The discussion of the New Yorker cover featuring Senator Barack Obama dressed as a Muslim of Southwest Asia or East Africa and Michelle Obama dressed as a Black Liberation Fighter with full Afro and AK47 has taken primarily two tracts: the inability to appreciate the satirical intent of the cartoon exactly to condemn the politics of fear, or the bad taste, insensitivity and poor judgment of the New Yorker for publishing the drawing. Both tracts center their discussions, understandably, on the possible impacts on the presidential campaign. Lost, or at least submerged, in the discussion is the Michelle Obama part of the equation of the fear politics, U.S. fear of Black radicalism, U.S. fear of black anger, and thus the persistence of racism. She had the gall to admit that she has not always been proud of her country’s behavior. Imagine that.
The political right represents Black anger as unjustified, irresponsible, and a security risk. The political center and the center-left represent Black anger as perhaps justified for class reasons, but irresponsible, and a political risk as it mobilizes reactionary action from the White working and middle classes who should be in solidarity with the Black working and middle classes. That narrow political spectrum casts persistent Black disenfranchisement, poverty, alienation as essentially behavioral problems. If Black people stop acting the way they do, they too can succeed, a usefully vague notion. So the race that Americans want to take them beyond race turns on race and U.S. inability or unwillingness to address racism, the real “race” problem.
Now, during the week of the Democratic National Convention, Michelle Obama’s keynote speech Monday night played the familiar notes of American Exceptionalism, the narrative of uniquely American working class and middle class possibilities for upward mobility and wealth if one works hard enough and sacrifices enough. Michelle Obama emphasized, for example, how her story and her husband’s story are so similar: her raised working class on the Southside of Chicago, and him raised by a single mother, perhaps the only single mother in recent history who Americans have been asked to feel for, and her parents, working class white people. The message was clear: we are really all the same; we Black people are just like you White people.

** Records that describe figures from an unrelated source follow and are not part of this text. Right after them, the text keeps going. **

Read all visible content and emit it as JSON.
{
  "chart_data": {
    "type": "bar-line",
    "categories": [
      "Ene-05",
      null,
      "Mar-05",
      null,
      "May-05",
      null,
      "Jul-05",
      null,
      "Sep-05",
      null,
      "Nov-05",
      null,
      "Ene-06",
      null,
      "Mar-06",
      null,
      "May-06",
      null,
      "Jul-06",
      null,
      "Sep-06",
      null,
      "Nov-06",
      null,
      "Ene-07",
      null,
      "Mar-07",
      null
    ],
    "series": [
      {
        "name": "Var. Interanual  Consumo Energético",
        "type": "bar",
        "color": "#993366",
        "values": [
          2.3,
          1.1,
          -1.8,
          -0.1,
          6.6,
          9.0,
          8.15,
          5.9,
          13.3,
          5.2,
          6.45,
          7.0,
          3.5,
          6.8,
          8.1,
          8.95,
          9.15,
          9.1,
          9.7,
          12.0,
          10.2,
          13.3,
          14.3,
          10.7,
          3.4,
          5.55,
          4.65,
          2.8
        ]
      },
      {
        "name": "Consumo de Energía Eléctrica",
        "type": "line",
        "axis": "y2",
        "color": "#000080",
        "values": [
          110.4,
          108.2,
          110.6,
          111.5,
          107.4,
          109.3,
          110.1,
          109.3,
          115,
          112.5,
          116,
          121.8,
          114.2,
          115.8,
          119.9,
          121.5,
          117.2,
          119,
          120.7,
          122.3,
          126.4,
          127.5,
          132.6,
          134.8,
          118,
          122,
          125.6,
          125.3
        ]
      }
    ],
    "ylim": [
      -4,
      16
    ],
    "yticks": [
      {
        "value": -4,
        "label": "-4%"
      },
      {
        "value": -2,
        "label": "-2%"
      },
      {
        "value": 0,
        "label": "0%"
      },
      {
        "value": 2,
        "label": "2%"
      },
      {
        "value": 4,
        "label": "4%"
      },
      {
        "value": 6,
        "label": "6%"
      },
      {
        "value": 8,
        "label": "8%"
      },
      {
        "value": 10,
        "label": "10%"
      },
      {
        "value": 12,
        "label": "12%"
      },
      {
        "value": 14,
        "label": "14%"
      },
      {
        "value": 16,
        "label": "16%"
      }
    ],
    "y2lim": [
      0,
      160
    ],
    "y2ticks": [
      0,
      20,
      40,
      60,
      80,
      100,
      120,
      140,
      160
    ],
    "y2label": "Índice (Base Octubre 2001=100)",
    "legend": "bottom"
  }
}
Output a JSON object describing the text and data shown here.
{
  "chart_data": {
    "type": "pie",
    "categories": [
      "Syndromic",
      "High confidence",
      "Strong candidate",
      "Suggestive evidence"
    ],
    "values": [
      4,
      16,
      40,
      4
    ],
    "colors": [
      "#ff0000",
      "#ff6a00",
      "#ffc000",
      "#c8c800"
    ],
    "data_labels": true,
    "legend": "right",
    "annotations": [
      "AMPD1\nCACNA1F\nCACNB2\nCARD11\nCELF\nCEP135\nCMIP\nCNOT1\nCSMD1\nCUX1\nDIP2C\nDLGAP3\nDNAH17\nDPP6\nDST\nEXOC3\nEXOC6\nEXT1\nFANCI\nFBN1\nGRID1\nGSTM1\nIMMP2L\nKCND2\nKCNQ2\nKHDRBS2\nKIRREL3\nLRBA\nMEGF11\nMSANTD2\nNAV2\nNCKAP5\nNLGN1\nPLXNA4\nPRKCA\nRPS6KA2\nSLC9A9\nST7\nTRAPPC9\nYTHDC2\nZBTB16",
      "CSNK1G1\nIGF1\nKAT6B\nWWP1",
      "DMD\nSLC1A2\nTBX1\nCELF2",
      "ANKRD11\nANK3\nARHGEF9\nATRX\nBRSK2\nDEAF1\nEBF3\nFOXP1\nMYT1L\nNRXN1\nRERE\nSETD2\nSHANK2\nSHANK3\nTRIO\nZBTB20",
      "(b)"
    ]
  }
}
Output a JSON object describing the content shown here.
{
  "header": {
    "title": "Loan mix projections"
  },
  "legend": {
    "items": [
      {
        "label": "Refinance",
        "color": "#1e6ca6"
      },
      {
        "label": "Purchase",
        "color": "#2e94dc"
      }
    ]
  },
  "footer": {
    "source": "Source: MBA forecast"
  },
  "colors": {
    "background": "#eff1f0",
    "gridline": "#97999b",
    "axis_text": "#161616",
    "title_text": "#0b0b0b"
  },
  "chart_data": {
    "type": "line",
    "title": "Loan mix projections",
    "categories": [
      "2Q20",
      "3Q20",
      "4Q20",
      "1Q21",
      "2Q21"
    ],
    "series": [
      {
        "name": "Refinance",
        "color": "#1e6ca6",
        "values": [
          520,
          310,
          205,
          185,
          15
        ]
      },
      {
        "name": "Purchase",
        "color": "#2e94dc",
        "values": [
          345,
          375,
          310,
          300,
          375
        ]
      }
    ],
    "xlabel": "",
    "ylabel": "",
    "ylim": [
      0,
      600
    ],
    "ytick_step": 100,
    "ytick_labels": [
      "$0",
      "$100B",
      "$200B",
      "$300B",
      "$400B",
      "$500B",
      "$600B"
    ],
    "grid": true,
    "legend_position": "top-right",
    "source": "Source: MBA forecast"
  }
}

Revealingly, the mainstream media picked up this sameness theme and framed it as a necessary humanizing of Michelle Obama, that indeed, she had to demonstrate to the American people, which really means most of the 80 percent white electorate, that she and her husband and their daughters are just like other Americans, that they love each other, work hard, believe in God, love their country, are Americans. Consider this: 8 out of every 10 voters in the U.S. are white. A significant number of these 8 voters need to be shown that Black people are human like them. That is what it means to humanize people, isn’t it, to make them more human in some one else’s eyes? How were they perceived before they were humanized? How do Whites really see Blacks if in the week when Barack Obama gave his acceptance speech on the anniversary of Dr. King’s speech at the March on Washington, his wife still needed to be humanized, and this is taken as necessary and serious politics?